The artist’s Venice paintings were originally meant for an exhibition at Victoria Miro’s gallery there in March. The exhibition never opened due to Covid – although a digital version was presented online. Now, with the reopening of the gallery in Venice, the show has been reimagined once again. Four of the original residency paintings are presented alongside works created during lockdown in the artist’s studio in London. For Yukhnovich there’s a clear demarcation: ‘just the smallest shift in colour and something changes its attitude entirely.’ In Venice, ‘you paint colder to counteract the warmth of the light’. Back in London, she decided to trace Tiepolo’s travels across Europe, from Venice to Germany and Spain, riffing on the works he created in these different places. ‘I realised I had basically followed Tiepolo’s journey since leaving Venice towards his death,’ she notes. ‘It was quite weird and morbid but also kind of appropriate for finishing off my Tiepolo cycle.’

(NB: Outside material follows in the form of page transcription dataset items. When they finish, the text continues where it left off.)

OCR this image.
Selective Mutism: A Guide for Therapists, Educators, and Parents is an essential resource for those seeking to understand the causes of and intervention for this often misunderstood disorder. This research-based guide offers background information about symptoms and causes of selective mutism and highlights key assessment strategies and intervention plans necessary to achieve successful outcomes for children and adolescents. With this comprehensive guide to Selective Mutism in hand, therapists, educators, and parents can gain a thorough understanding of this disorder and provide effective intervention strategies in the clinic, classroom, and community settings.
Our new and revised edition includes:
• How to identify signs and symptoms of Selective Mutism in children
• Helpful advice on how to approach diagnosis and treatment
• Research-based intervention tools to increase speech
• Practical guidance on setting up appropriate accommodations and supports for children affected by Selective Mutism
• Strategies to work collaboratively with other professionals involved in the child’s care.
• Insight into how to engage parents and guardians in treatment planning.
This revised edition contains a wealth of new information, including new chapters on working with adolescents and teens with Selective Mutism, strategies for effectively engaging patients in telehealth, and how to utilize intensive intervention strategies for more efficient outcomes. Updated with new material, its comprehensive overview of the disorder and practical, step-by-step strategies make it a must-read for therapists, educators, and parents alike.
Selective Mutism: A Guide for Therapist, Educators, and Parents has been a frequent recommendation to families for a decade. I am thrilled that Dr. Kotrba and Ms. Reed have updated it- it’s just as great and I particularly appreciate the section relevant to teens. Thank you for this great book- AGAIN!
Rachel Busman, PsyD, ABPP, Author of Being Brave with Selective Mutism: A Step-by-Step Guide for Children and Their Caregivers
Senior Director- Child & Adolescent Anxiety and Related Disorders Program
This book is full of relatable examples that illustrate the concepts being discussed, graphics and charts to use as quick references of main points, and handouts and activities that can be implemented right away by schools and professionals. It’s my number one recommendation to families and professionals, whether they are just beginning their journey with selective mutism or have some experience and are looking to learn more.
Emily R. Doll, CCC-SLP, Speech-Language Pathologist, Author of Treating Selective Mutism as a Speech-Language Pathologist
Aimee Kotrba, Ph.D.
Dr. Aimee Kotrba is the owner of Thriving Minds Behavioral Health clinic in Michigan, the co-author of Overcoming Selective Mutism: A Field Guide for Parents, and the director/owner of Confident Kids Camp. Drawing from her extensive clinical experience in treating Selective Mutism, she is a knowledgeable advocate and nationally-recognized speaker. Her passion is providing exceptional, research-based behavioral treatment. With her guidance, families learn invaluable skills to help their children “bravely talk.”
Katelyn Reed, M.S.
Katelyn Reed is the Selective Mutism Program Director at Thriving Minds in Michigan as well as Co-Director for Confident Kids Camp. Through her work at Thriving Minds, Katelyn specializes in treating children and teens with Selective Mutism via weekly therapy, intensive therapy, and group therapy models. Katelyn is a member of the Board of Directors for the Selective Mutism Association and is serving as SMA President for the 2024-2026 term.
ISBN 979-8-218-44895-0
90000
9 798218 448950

Also in the gallery are a series of Yukhnovich’s small paint-on-paper studies, illustrating the extensive process she undertakes before arriving at a finished work. ‘It’s a way of shifting myself out of the detail of what was there and more into the realm of what it is to perceive something,’ she says. ‘What I enjoy about the studies is trying to feel, it’s capturing what the sensation of looking at the painting is, rather than its details and what they might mean. I find it’s a really useful exercise because it makes me think in planes of colour. I’m not thinking in terms of line and in terms of detail, and it’s not about following any linear narrative through or anything like that […] it’s more like a collage in brushstrokes, it’s about how they come together.’ In Venice, this deconstruction and reconstruction of the historic images became a daily habit. ‘I did them every day towards the end,’ she recalls. ‘I just wanted to crack the code of Tiepolo: it was about working out how a dot might capture the feeling of an angel that’s suspended in the sky.’
‘Flora Yukhnovich: Barcarole’ is at Victoria Miro, Venice, until 24 October.